2. **Implementation**:
   - We trained a decision tree to predict cloud presence using weather and energy generation data.
   - We visualized the tree structure, which helped us understand the model’s decision-making process.

3. **Limitations**:
   - Decision trees can overfit without constraints like limiting depth or requiring minimum samples per split.
   - They are sensitive to small changes in the data.

#### Neural Networks
1. **How They Work**:
   - Neural networks process data through layers of neurons, each applying mathematical transformations and activation functions to learn patterns.
   - They excel at capturing complex, non-linear relationships in data.

2. **Implementation**:
   - We built and trained a feedforward neural network using Keras to predict energy consumption based on weather features.
   - By visualizing the flow of a single prediction through the network, we demystified how inputs are transformed layer by layer into outputs.

3. **Evaluation**:
   - Using metrics like Mean Absolute Error (MAE) and Mean Absolute Percentage Error (MAPE), we evaluated the network’s performance, understanding the accuracy and scale of predictions.

### Comparing Decision Trees and Neural Networks
- **Strengths**:
  - Decision Trees: Simple, interpretable, require little data preprocessing.
  - Neural Networks: Flexible, powerful for complex tasks, adaptable to various problem types.

- **Limitations**:
  - Decision Trees: Susceptible to overfitting, less effective for highly non-linear problems.
  - Neural Networks: Require more data and computational resources, harder to interpret.

### Bonus Task: Extending the Neural Network

To deepen your understanding of neural networks, try **extending the architecture** of the model you built.
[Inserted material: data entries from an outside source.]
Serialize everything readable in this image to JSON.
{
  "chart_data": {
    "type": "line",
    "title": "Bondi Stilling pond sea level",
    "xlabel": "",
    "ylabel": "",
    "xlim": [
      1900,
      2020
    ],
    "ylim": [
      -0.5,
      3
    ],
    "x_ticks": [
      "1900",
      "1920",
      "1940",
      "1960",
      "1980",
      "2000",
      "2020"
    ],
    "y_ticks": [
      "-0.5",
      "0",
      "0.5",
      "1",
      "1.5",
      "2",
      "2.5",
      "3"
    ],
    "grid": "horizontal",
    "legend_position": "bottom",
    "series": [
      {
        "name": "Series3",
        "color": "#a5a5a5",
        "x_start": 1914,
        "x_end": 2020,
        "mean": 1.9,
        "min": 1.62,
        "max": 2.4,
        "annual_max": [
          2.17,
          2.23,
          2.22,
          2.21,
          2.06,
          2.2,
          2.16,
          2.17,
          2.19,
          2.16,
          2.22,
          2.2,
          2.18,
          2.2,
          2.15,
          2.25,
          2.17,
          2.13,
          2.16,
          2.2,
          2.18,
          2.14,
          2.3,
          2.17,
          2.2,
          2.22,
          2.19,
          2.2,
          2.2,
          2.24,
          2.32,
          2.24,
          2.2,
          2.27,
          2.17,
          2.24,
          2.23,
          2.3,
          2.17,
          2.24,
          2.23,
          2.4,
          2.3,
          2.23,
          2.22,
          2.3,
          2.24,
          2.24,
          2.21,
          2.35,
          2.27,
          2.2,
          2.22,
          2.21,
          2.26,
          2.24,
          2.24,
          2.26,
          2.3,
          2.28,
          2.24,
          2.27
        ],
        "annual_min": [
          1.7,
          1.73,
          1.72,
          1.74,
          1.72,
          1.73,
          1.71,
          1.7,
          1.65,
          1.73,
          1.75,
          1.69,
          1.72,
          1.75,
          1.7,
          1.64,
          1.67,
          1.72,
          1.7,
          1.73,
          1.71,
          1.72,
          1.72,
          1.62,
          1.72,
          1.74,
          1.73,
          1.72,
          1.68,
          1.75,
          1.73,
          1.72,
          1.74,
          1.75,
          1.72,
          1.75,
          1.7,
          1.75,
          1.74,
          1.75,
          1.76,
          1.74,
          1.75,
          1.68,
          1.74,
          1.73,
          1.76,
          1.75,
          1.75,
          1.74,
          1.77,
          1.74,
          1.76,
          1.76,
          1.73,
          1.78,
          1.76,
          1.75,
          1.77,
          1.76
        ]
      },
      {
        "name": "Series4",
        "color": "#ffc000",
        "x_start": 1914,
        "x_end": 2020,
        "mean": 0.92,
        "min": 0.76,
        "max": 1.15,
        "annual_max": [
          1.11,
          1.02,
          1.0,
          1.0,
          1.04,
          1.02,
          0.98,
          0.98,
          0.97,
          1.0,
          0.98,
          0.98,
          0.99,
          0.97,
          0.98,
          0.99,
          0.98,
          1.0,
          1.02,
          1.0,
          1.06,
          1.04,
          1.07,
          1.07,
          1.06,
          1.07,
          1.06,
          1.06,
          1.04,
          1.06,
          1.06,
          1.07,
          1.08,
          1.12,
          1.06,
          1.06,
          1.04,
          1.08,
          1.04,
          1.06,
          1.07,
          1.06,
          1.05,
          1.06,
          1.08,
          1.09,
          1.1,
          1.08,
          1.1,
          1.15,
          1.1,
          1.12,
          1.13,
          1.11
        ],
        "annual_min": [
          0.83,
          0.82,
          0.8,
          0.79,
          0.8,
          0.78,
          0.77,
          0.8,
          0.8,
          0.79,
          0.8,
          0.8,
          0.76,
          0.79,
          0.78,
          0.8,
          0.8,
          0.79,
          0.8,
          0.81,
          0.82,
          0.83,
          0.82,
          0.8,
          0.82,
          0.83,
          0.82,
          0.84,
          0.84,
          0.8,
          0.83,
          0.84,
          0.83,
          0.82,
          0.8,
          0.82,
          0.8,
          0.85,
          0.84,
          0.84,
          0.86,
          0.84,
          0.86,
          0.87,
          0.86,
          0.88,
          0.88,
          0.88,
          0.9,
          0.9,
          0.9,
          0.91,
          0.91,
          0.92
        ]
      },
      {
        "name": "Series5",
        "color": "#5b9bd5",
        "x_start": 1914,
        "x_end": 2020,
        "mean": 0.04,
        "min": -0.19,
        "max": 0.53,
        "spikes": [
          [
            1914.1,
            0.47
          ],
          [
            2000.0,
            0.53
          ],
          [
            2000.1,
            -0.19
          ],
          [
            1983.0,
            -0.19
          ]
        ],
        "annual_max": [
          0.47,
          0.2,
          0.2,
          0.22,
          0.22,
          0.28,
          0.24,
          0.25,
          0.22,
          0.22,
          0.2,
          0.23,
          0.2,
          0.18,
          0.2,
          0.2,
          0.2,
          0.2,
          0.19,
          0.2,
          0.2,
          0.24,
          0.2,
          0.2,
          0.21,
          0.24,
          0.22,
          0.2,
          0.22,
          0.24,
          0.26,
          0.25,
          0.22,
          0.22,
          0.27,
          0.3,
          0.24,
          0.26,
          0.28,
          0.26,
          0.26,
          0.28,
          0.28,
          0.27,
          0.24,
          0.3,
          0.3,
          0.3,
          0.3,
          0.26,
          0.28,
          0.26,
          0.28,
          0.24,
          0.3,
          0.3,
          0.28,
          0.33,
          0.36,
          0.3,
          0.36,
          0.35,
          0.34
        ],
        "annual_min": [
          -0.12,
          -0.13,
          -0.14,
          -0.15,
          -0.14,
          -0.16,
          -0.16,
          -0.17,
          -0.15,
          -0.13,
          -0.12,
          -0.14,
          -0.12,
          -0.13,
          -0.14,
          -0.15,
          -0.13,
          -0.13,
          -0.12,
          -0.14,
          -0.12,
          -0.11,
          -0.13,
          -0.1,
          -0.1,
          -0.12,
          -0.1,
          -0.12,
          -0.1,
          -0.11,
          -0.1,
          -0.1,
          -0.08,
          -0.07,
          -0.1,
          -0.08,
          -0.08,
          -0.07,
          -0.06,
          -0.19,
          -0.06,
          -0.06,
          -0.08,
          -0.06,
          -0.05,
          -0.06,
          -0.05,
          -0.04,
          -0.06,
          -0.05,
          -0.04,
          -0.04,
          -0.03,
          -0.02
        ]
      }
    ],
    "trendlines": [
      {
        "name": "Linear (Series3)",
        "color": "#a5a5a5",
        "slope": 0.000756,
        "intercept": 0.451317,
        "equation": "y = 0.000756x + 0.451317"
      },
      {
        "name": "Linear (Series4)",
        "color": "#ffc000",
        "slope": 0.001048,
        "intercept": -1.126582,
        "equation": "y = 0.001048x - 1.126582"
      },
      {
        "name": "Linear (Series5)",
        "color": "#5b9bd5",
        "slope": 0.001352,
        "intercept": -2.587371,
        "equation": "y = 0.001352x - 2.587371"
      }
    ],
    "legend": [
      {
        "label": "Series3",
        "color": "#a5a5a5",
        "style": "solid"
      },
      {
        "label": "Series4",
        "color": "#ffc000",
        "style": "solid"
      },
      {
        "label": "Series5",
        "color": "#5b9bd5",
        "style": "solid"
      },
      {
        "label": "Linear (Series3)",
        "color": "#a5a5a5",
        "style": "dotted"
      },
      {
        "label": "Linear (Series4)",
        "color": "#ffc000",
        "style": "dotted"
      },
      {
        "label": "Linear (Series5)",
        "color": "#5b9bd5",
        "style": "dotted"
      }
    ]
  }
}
You can either:
1. Add additional hidden layers to increase the model's depth.
2. Increase the number of neurons in the existing hidden layer(s) to make the model wider.

#### Directions:
1. **Adding a New Hidden Layer**:
   - Insert a new `Dense` layer between the existing layers.
   - Use the `Activation` layer to apply the ReLU activation function to this new layer.
   - Ensure the number of neurons in the new layer fits your design (e.g., 20 or 30 neurons).
   - Remember that deeper networks can learn more complex patterns but might require more epochs to train effectively.

2. **Increasing the Width of an Existing Layer**:
   - Modify the number of neurons in the hidden layer(s) by increasing the first argument in the `Dense` function (e.g., from 10 to 50 neurons).
   - Wider layers can capture more details from the input but may also increase the risk of overfitting.

3. **Re-compiling the Model**:
   - After making changes to the architecture, recompile the model using the same optimizer and loss function.

4. **Retraining the Model**:
   - Fit the updated model on the training data using the same number of epochs and batch size.
   - Compare the training and validation metrics with the original model to assess the impact of the changes.

5. **Optional Exploration**:
   - Try using a different activation function, such as `tanh` or `sigmoid`, in the new layers.

#### Questions to Answer:
- Did the additional layers or neurons improve the model’s performance? Why or why not?
- How did the changes affect training time and validation metrics?
- What trade-offs did you observe between model complexity and generalization?

Feel free to document your findings and share them with the group for discussion!